Aquela senhora

Ela era realmente única. Não parecia uma pessoa humana, se assemelhava mais a uma personagem escapada de algum livro. Tudo nela beirava a ostentação e exagero. Queria estar sempre em evidência e procurava todas as formas de se promover. O seu assunto era extremamente difícil de suportar. A estratégia para aturá-lo era procurar ver o lado cômico daquela figura. Assim, descobriam-se muitas formas para se divertir com ela.

Por incrível que pareça, até quando as pessoas riam, ela não era capaz de enxergar o ridículo da situação. Estava tão ensimesmada que acreditava estar arrasando com o seu charme. E esbanjava mais ainda os seus trejeitos.

De tempos em tempos, chamava a sua camareira e pedia-lhe que confirmasse o que ela dizia: “Diga quantas voltas mesmo tem aquela pulseira de ouro que ganhei”. A moça, toda servil, respondia. E ela se voltava para as pessoas com um ar de superioridade: “Ouviram? E é ouro 18 quilates!”. Depois começava a falar do jantar que servira para uma influente pessoa. Falava dos cristais, das baixelas banhadas de prata, das porcelanas finíssimas... Novamente, chamava a camareira uniformizada — dizer que ela estava uniformizada é pouco, ela estava toda engomada — e pobre dela se aparecesse com um amarrotadinho. Tinha que estar impecável. “Quais eram mesmo as iguarias que servimos no jantar do senhor fulano?” Pelo jeito, para trabalhar ali, teria de ter uma memória prodigiosa. Após enumerar todos os pratos — alguns da cozinha francesa — ela se retirava pisando silenciosamente. E ela, numa postura aristocrática, ia conduzindo o seu assunto procurando ter sempre a atenção voltada para si. Era como se as pessoas formassem o palco para ela atuar. Aliás, ninguém se habilitava a falar, pois era quase impossível dar sequência aos seus assuntos incrivelmente fúteis.
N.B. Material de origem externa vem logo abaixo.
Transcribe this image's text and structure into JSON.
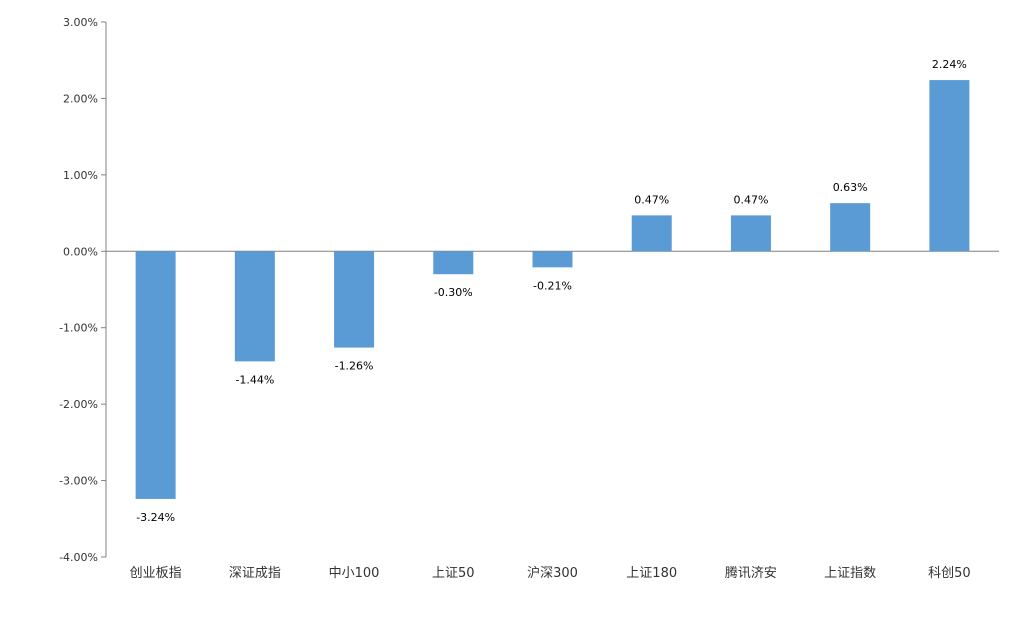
{
  "chart_data": {
    "type": "bar",
    "categories": [
      "创业板指",
      "深证成指",
      "中小100",
      "上证50",
      "沪深300",
      "上证180",
      "腾讯济安",
      "上证指数",
      "科创50"
    ],
    "values": [
      -3.24,
      -1.44,
      -1.26,
      -0.3,
      -0.21,
      0.47,
      0.47,
      0.63,
      2.24
    ],
    "data_labels": [
      "-3.24%",
      "-1.44%",
      "-1.26%",
      "-0.30%",
      "-0.21%",
      "0.47%",
      "0.47%",
      "0.63%",
      "2.24%"
    ],
    "y_ticks": [
      3,
      2,
      1,
      0,
      -1,
      -2,
      -3,
      -4
    ],
    "y_tick_labels": [
      "3.00%",
      "2.00%",
      "1.00%",
      "0.00%",
      "-1.00%",
      "-2.00%",
      "-3.00%",
      "-4.00%"
    ],
    "ylim": [
      -4,
      3
    ],
    "title": "",
    "xlabel": "",
    "ylabel": "",
    "grid": false,
    "legend": "none",
    "bar_color": "#5B9BD5",
    "axis_color": "#808080"
  }
}
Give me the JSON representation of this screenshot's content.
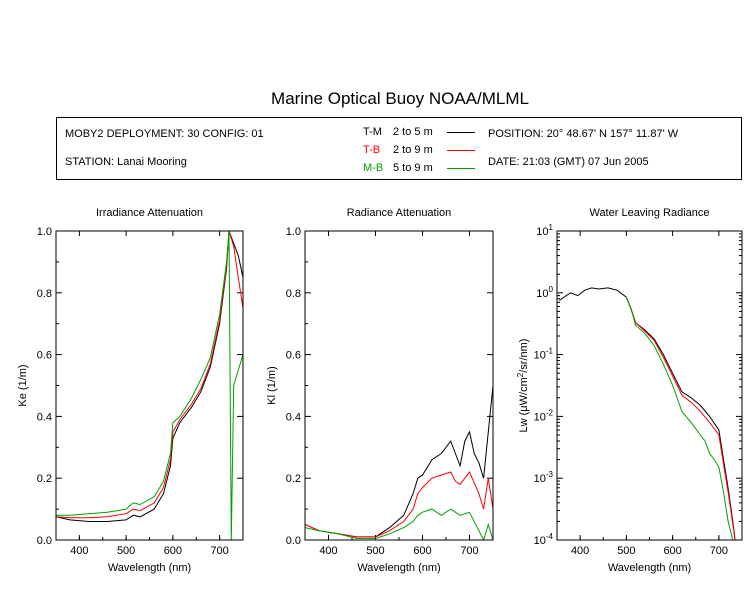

Agora ela começa a falar da sua última viagem à Europa. Mostra no dedo um anel e diz que é lembrança de Paris. Conta do castelo de Hamlet e fala de Shakespeare. Nesta hora o seu assunto fica interessante, mas infelizmente durou pouco. Ela se lembra da atriz de um filme que ela encontrou no cabeleireiro. Conta depois que o seu cabeleireiro penteia a Vera Ficher, a Regina Duarte, a Maitê Proença...Recorda que certa vez se encontrou com a Bruna Lombard e, com cara de desdém, diz: “Ela pode ser até bonita, mas é tão baixinha...”

Pouco depois, penetra na sala a sua cadelinha poodle. O seu nome é Grace Kelly. Nome de princesa.... A cachorrinha daquela senhora não poderia ter um nome mais apropriado. Trazia no pescoço uma coleirinha dourada com pedrinhas brilhantes. Caminhava toda esquesitinha com suas canelinhas à mostra. O seu pêlo é rigorosamente aparado, pois ela frequenta o salão todas as semanas. Parece tão frágil que, se der um espirro, pode correr risco de morrer. A camareira a acompanha de olhos atentos. Pobre coitada, ela também não parece um animal de verdade. Será algum animalzinho de ficção?

A governanta chama para um chá. É preferível passar fome que aceitar alguma coisa num lugar daquele. É tanta complicação que fica difícil até saber se ainda é permitido mastigar.

Olhando bem para aquela senhora com os cabelos armados, com o rosto pintado... fica uma pergunta: “Será que para morrer ela vai conseguir perder a pose? Talvez ela encontre uma posição cheia de classe para exalar o derradeiro suspiro. Na verdade, até para morrer se torna difícil com tanta preocupação com a aparência”.